Pode, então ocorrer erro na execução (art. 73 CP) numa causa justificativa, pois, o agente, ao repelir injusta agressão de outrem, atingindo um terceiro inocente por mero acidente ou erro no uso dos meios de execução, nem por isso deixa a justificativa penal de ser admissível, se comprovado, uma vez que quem age em legítima defesa pratica um ato lícito. No erro da execução do fato típico, o próprio artigo 73 do CP determina que o agente responda como se o estivesse praticando contra a pessoa que pretende atingir, que, no caso concreto, foi o autor de uma agressão injusta”.
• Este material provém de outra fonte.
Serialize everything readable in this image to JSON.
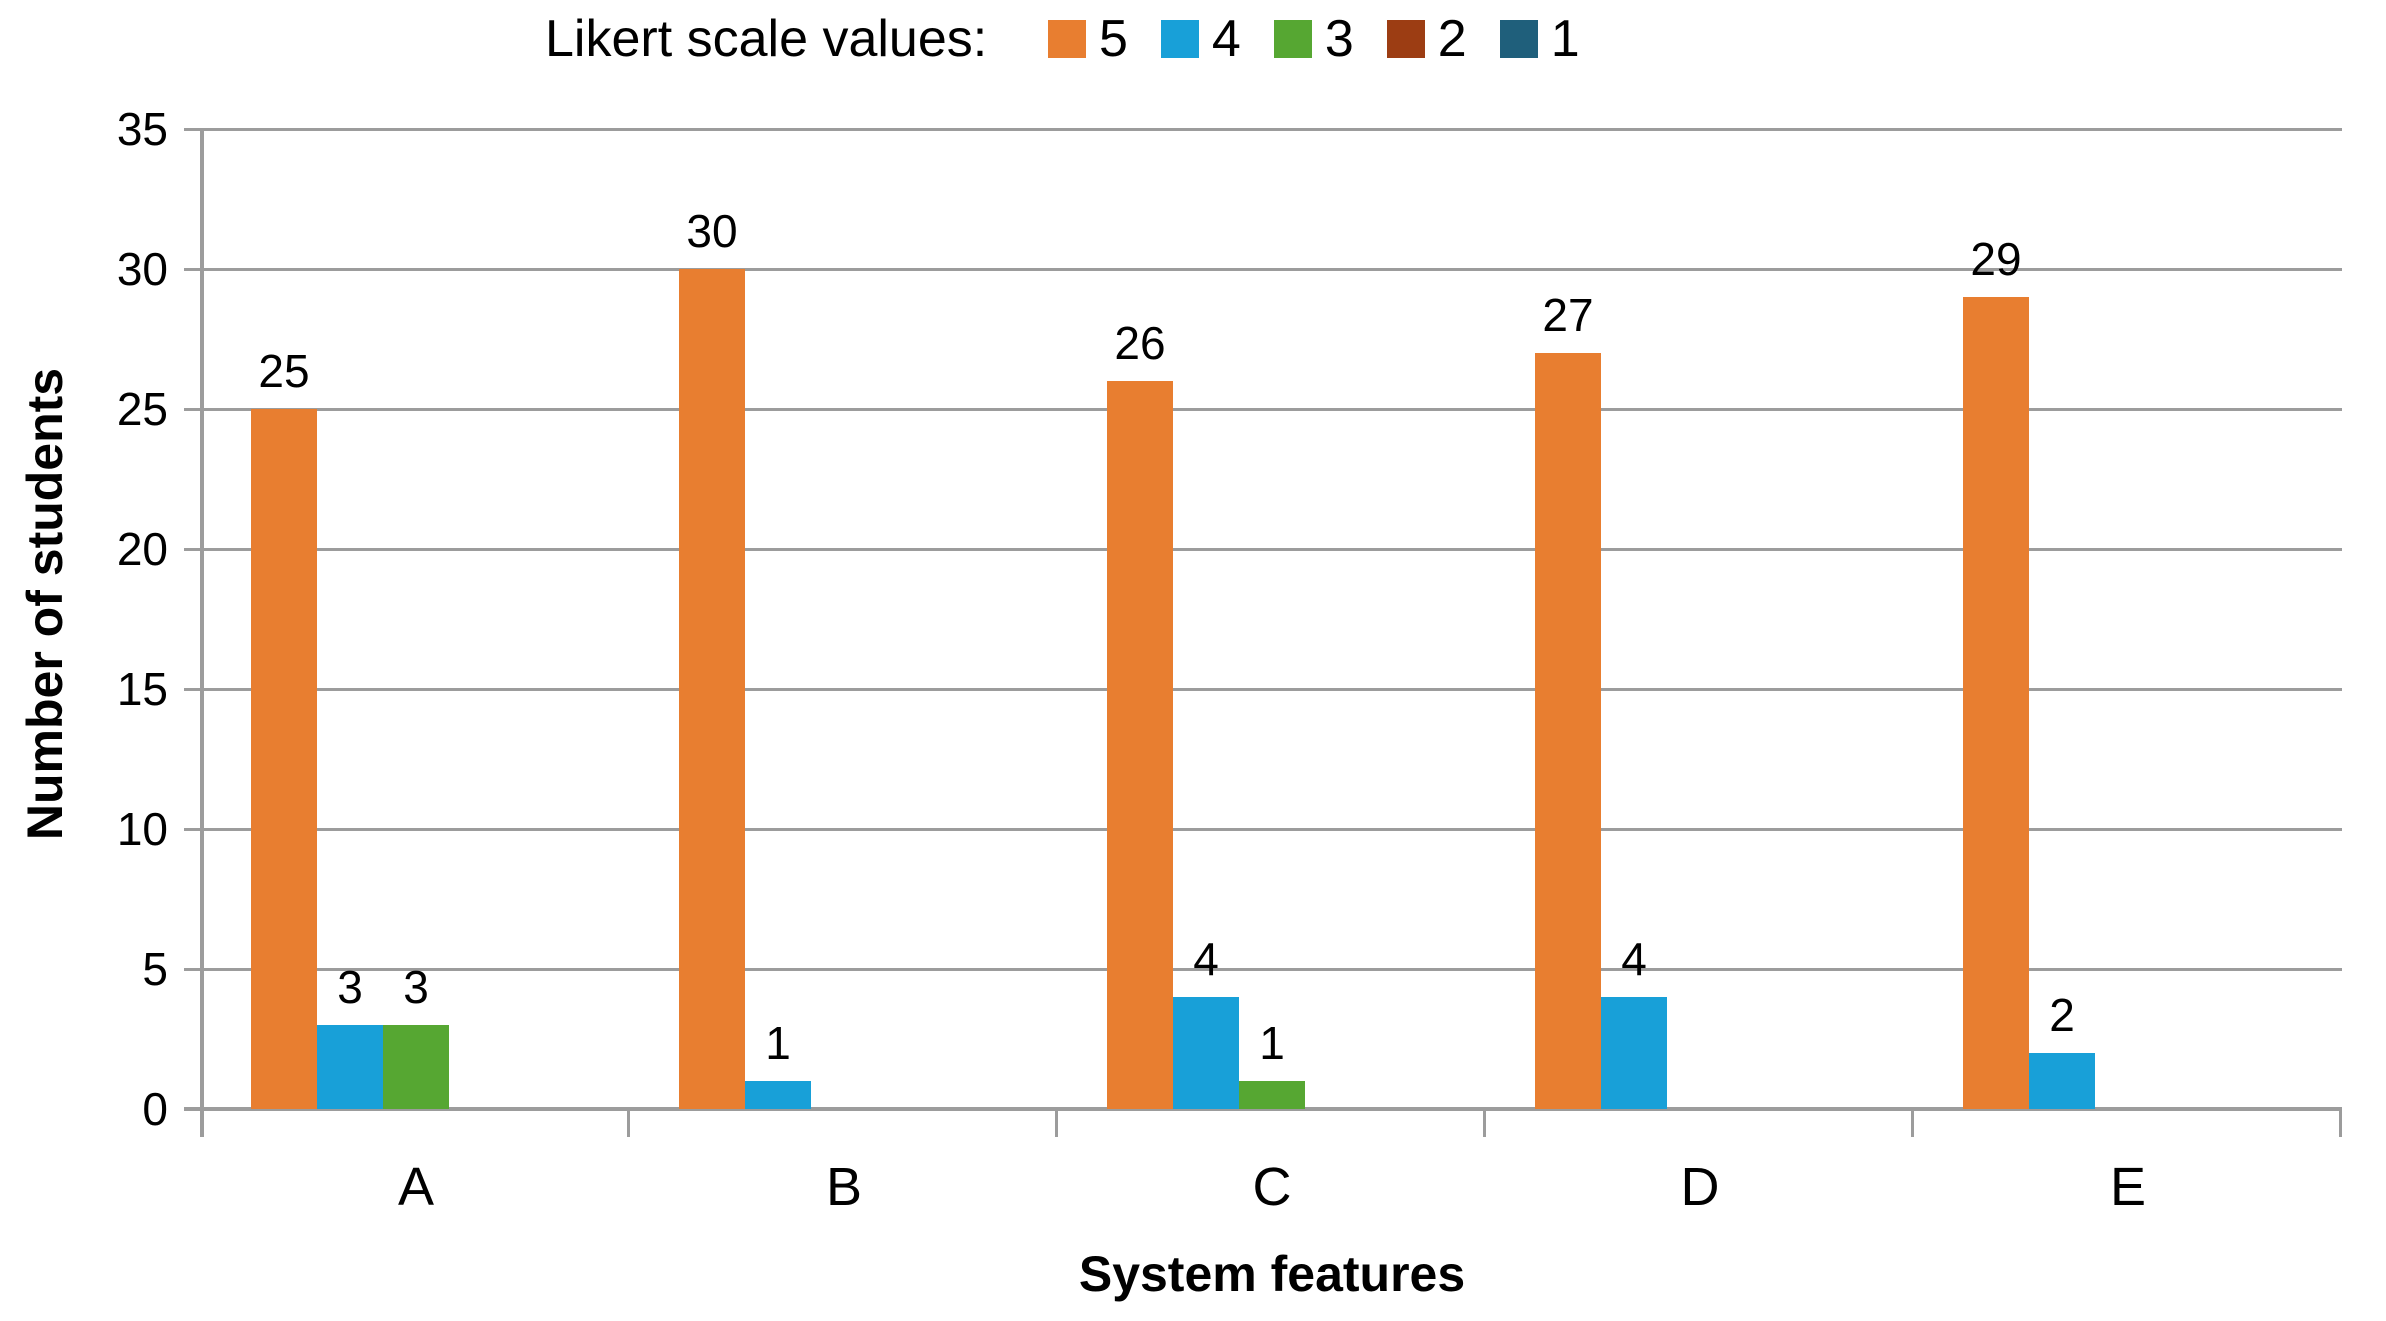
{
  "chart_data": {
    "type": "bar",
    "legend_title": "Likert scale values:",
    "legend_position": "top",
    "categories": [
      "A",
      "B",
      "C",
      "D",
      "E"
    ],
    "series": [
      {
        "name": "5",
        "color": "#E87E30",
        "values": [
          25,
          30,
          26,
          27,
          29
        ]
      },
      {
        "name": "4",
        "color": "#18A0D8",
        "values": [
          3,
          1,
          4,
          4,
          2
        ]
      },
      {
        "name": "3",
        "color": "#56A732",
        "values": [
          3,
          0,
          1,
          0,
          0
        ]
      },
      {
        "name": "2",
        "color": "#9C3D13",
        "values": [
          0,
          0,
          0,
          0,
          0
        ]
      },
      {
        "name": "1",
        "color": "#1F5F7B",
        "values": [
          0,
          0,
          0,
          0,
          0
        ]
      }
    ],
    "xlabel": "System features",
    "ylabel": "Number of students",
    "ylim": [
      0,
      35
    ],
    "yticks": [
      0,
      5,
      10,
      15,
      20,
      25,
      30,
      35
    ],
    "grid": true,
    "data_labels": true,
    "gridline_color": "#9C9C9C",
    "axis_color": "#9C9C9C",
    "text_color": "#000000",
    "background": "#FFFFFF"
  }
}
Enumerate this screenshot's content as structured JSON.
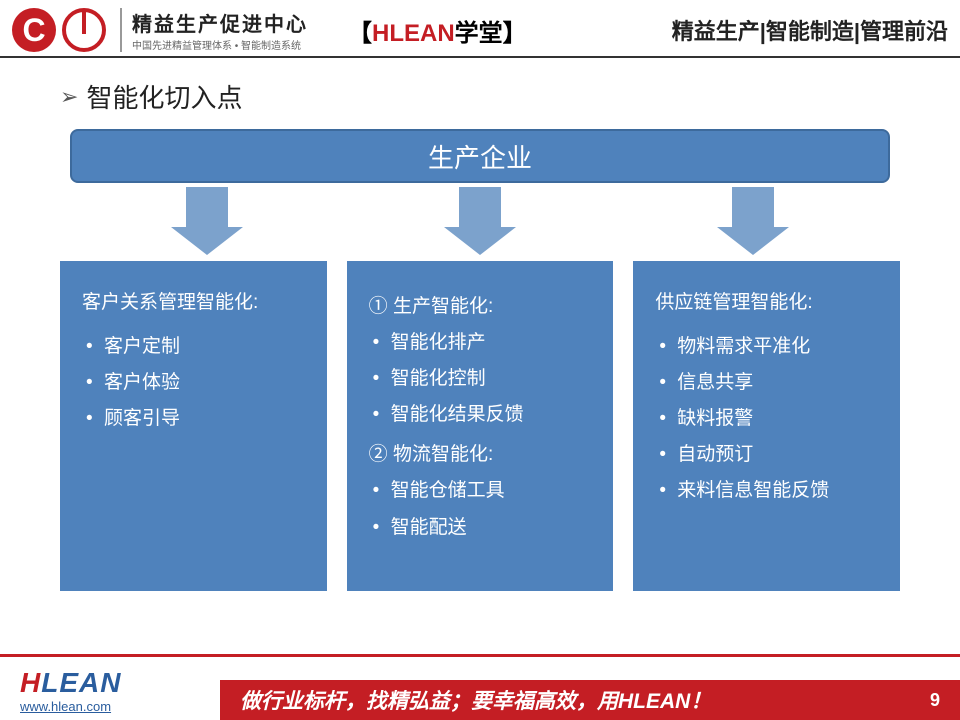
{
  "header": {
    "logo_title": "精益生产促进中心",
    "logo_sub": "中国先进精益管理体系 • 智能制造系统",
    "center_prefix": "【",
    "center_brand": "HLEAN",
    "center_suffix1": "学堂",
    "center_suffix2": "】",
    "right": "精益生产|智能制造|管理前沿"
  },
  "section": {
    "chevron": "➢",
    "title": "智能化切入点"
  },
  "diagram": {
    "top_box": "生产企业",
    "arrow_color": "#7ca2cc",
    "box_bg": "#4f82bc",
    "box_border": "#3d6a9c",
    "columns": [
      {
        "title": "客户关系管理智能化:",
        "items": [
          "客户定制",
          "客户体验",
          "顾客引导"
        ]
      },
      {
        "groups": [
          {
            "heading": "①  生产智能化:",
            "items": [
              "智能化排产",
              "智能化控制",
              "智能化结果反馈"
            ]
          },
          {
            "heading": "②  物流智能化:",
            "items": [
              "智能仓储工具",
              "智能配送"
            ]
          }
        ]
      },
      {
        "title": "供应链管理智能化:",
        "items": [
          "物料需求平准化",
          "信息共享",
          "缺料报警",
          "自动预订",
          "来料信息智能反馈"
        ]
      }
    ]
  },
  "footer": {
    "brand_h": "H",
    "brand_rest": "LEAN",
    "url": "www.hlean.com",
    "slogan": "做行业标杆，找精弘益；要幸福高效，用HLEAN！",
    "page": "9"
  },
  "colors": {
    "red": "#c41e24",
    "blue": "#4f82bc",
    "blue_light": "#7ca2cc",
    "text": "#222222",
    "white": "#ffffff"
  }
}
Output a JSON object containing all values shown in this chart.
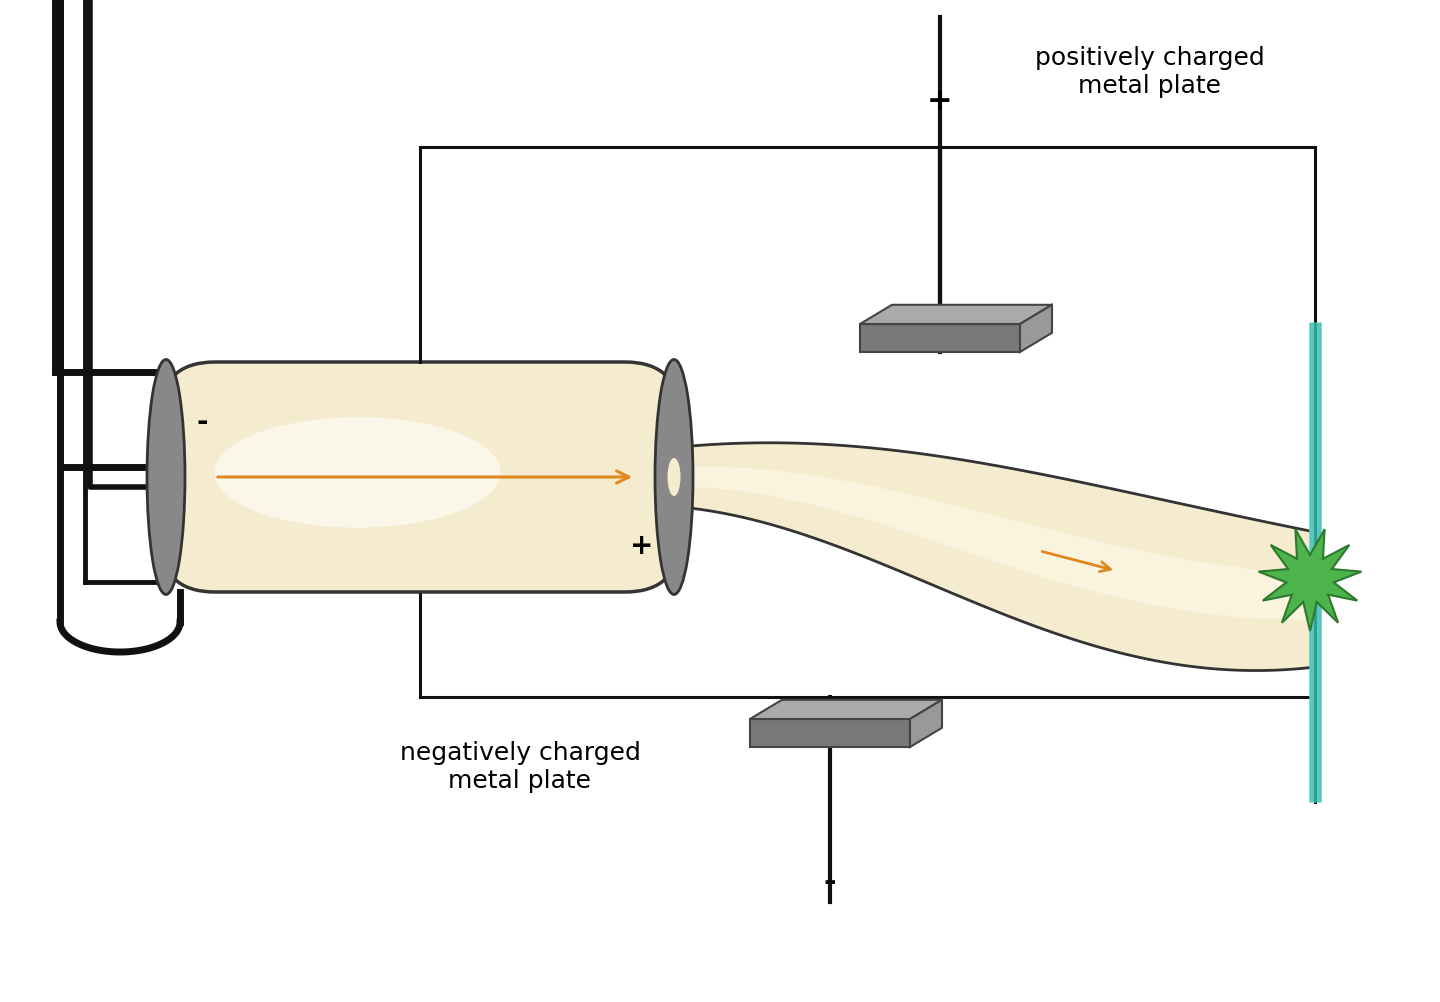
{
  "bg_color": "#ffffff",
  "tube_fill": "#f5ecd0",
  "tube_stroke": "#333333",
  "electrode_fill": "#888888",
  "beam_color": "#e08820",
  "screen_color": "#5bc8c0",
  "spark_color": "#4db34d",
  "wire_color": "#111111",
  "pos_text_label": "positively charged\nmetal plate",
  "neg_text_label": "negatively charged\nmetal plate",
  "plus_label": "+",
  "minus_label": "-",
  "font_size_label": 18,
  "font_size_sign": 20
}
Processo nº 0229101-25.2014.8.04.0001

Leia o acórdão:

Apelação Criminal Nº 0229101-25.2014.8.04.0001 APELANTE: Ministério Público do Estado do Amazonas APELADO: Paulo júnior RELATOR: Desembargador Jomar Ricardo Saunders Fernandes REVISOR: Dra. Onilza Abreu Gerth (Juíza convocada) EMENTA: APELAÇÃO CRIMINAL. RECURSO DA ACUSAÇÃO. DUPLO HOMICÍDIO COMETIDO POR POLICIAL MILITAR CONTRA CIVIS. COMPETÊNCIA DA JUSTIÇA COMUM. DOLO EXISTENTE. ABSOLVIÇÃO SUMÁRIA. LEGÍTIMA DEFESA PRÓPRIA COM ABERRATIO ICTUS SEGUIDA DE LEGÍTIMA DEFESA DE TERCEIRO. COMPROVAÇÃO INEQUÍVOCA. SENTENÇA MANTIDA. RECURSO NÃO PROVIDO.